Croatian legal expert comments on EFPZ

Croatian academician Davorin Rudolf said on Friday in a Croatian Radio program dedicated to the application of Croatia's Ecological and Fisheries Protection Zone (EFPZ) to EU countries that everybody should be allowed to fish in their own sea.

Rudolf, an expert on international law, said that he was irritated by a recent campaign conducted not only in the Croatian media but also by political circles with the aim of preventing the activation of the EFPZ for EU countries on January 1, 2008.

He went on to say that the media had extensively cited the minutes of a 2004 meeting between Croatia, Italy and Slovenia on the EFPZ, held in Brussels, but failed to state that the document also read that Croatia was willing to immediately commence talks on concluding a strategic agreement on fisheries with the EU.

Neither Italy nor Slovenia have done anything since the Brussels meeting to see that such an agreement is signed, although seven rounds of talks were held with Croatia, Rudolf said.

In the meantime, Italy has declared its ecological zone in the Adriatic and Slovenia has declared an economic zone and a fishing zone, Rudolf said.

Slovenia's fears that Croatia's EFPZ will prejudge the Croatian-Slovene sea border are unfounded, because all Croatian documents on the matter state that the borders of the EFPZ are temporary until the sea border with Slovenia is finally determined, Rudolf said.

He warned that the EU frequently applied international law selectively in light of the fact that all EU countries, except for Greece, had declared some form of the EFPZ, while Croatia was not being allowed to do it.

Also speaking in the program was State Secretary for the Sea Branko Bačić, who said that Croatia would treat equally illegal fishing in the EFPZ and in its territorial waters.

Bačić said he did not believe that President Stjepan Mesić had made a mistake by not having appointed the commander of the Coast Guard, adding that there was enough time to do it by April.

With the equipment it has Croatia is capable of supervising the EFPZ and punishing those who illegally enter the zone, Bačić said.

He added that the issue of fishing in the EFPZ would be settled through talks and that the fishing fleet would be renewed with 46 new boats, to be built with state assistance and loans.

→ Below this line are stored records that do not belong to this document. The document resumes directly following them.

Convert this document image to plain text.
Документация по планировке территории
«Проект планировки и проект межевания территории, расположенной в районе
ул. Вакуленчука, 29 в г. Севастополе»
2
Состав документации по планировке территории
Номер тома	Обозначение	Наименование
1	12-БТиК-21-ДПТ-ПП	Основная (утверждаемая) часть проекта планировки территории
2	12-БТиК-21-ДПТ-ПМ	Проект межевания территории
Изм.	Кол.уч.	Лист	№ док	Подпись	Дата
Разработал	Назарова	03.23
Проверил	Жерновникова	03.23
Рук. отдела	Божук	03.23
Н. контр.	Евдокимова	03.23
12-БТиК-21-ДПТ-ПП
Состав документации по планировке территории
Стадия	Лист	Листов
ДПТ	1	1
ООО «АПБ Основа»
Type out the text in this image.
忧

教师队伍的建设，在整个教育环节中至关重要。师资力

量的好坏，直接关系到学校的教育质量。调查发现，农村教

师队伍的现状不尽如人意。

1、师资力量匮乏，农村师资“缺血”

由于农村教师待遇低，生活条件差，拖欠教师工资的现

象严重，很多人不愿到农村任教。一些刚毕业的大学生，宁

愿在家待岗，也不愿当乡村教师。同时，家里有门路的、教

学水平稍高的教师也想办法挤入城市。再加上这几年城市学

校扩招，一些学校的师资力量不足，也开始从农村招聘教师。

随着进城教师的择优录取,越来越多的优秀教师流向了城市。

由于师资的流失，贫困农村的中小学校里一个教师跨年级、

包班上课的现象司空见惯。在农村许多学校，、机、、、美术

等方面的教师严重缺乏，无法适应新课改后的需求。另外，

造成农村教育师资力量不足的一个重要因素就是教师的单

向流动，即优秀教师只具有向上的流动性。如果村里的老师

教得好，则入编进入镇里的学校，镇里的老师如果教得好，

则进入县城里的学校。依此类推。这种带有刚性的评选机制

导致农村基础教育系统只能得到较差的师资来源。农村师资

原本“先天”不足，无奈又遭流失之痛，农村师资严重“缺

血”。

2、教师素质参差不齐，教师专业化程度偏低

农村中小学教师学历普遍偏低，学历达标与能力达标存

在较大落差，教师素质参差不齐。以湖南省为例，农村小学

Bačić said it was important that the EFPZ had been activated, that Croatia was in the process of EU accession talks and that national interests and fishermen's interests were being protected, but that Croatia should not jeopardize its accession talks.

Tonči Božanić, head of the Fishermen's Guild, said that Croatian fishing regulations were in force in the EFPZ.

At a meeting last November, Croatian fishermen proposed that fishing in the EFPZ be banned for a period of six months to help fish stocks recover from overfishing and to agree on fishing rules, Božanić said.